LINCOLN — Members of the Nebraska men’s basketball team knew they were struggling with coach Tim Miles’ “share the ball’’ philosophy after recording just 13 assists on 56 baskets in the first two games at the Charleston Classic.
The cold slap in the face, though, came when assistant Chris Harriman dug through the NCAA statistics to find this:
NU is 344th in assists per game (7.7). That is second-to-last nationally, ahead of only Arkansas-Little Rock. (The national leader is Creighton at 22.5).
The No. 344 ranking “kind of (ticked) me off,’’ NU wing Terran Petteway said Wednesday. “We are scoring a lot of points, but about last in assists is kind of weird.
“Once we start moving the ball around, our offense flows easily and the game is fun.’’
Proof of that came in a 73-65 win over Georgia, in which the Huskers (4-2) recorded 10 assists on 23 baskets. They’re looking for an even better rate Saturday at home against Northern Illinois (2-3).
The low assist totals in the first two games in Charleston were a function of Nebraska running more isolation plays and sets. In the third game, Miles said, NU went more with its motion offense, even though it hadn’t shown well in workouts.

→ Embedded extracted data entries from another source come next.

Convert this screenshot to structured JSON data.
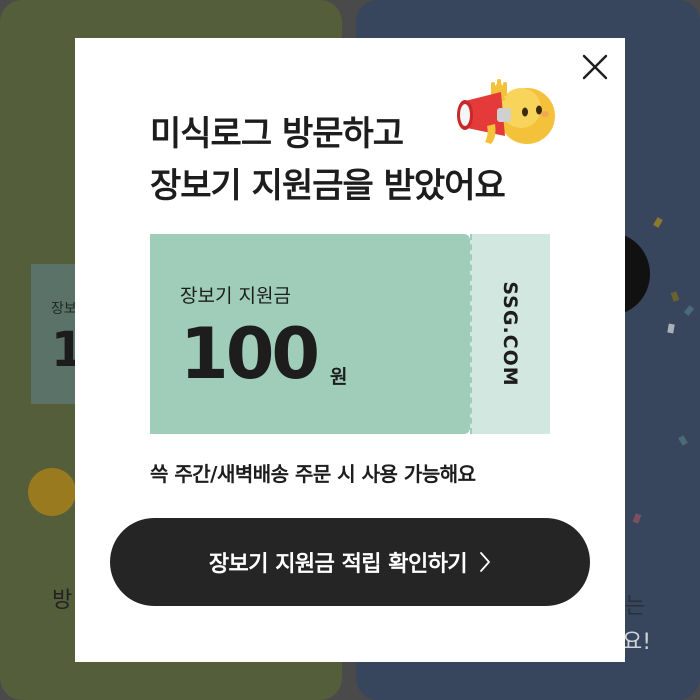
{
  "background": {
    "left_card": {
      "coupon_label": "장보",
      "coupon_amount": "1",
      "text": "방"
    },
    "right_card": {
      "text_line1": "는",
      "text_line2": "요!"
    }
  },
  "modal": {
    "close_icon": "close-icon",
    "title_line1": "미식로그 방문하고",
    "title_line2": "장보기 지원금을 받았어요",
    "emoji": "megaphone-emoji-icon",
    "coupon": {
      "label": "장보기 지원금",
      "amount": "100",
      "unit": "원",
      "brand": "SSG.COM",
      "color_main": "#9fcdb9",
      "color_stub": "#d2e7e0"
    },
    "notice": "쓱 주간/새벽배송 주문 시 사용 가능해요",
    "confirm_button": {
      "label": "장보기 지원금 적립 확인하기",
      "icon": "chevron-right-icon"
    }
  }
}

With six new scholarship players in the Huskers’ nine-man playing rotation, some early selfishness was expected.
“Collecting talent is one thing,’’ Miles said. “Getting them to operate as a team is another. That’s what we have to get to.’’
On defense, there may be a fracture when “a guy gets selfish and stays with his man instead of getting to his spot where he is supposed to help.’’ Offensively, “it’s taking a bad shot instead of finding the open man.’’
“It’s not an indictment on any person,’’ Miles said. “We’re not selfish guys. We just haven’t learned that aspect.
“A lot of guys ‘play for me.’ It’s got to be ‘play for we.’ ’’
Petteway scored 28, 21 and 15 points in the three tourney games, but he said averaging 20 a game is far from necessary for success.
“We’ve got enough scorers on this team that I can average whatever Coach wants me to average,” he said. “As long as we win, I don’t care. I had 28 but we lost, and that didn’t feel good at all.”
NU forward Shavon Shields, who shot 29.6 percent in the tourney (8 for 27) and appeared out of sync, said the players are getting the message.
“The first couple of games were awful as far as playing together,” he said. “It finally took us losing to realize it was happening.”
» Notes: True freshman guard Nathan Hawkins (foot) didn’t practice Wednesday, and Miles had no timetable for when he might suit up for the first time. ... Senior guard Ray Gallegos, who sprained a knee ligament in the first game in Charleston but continued to play, did practice Wednesday.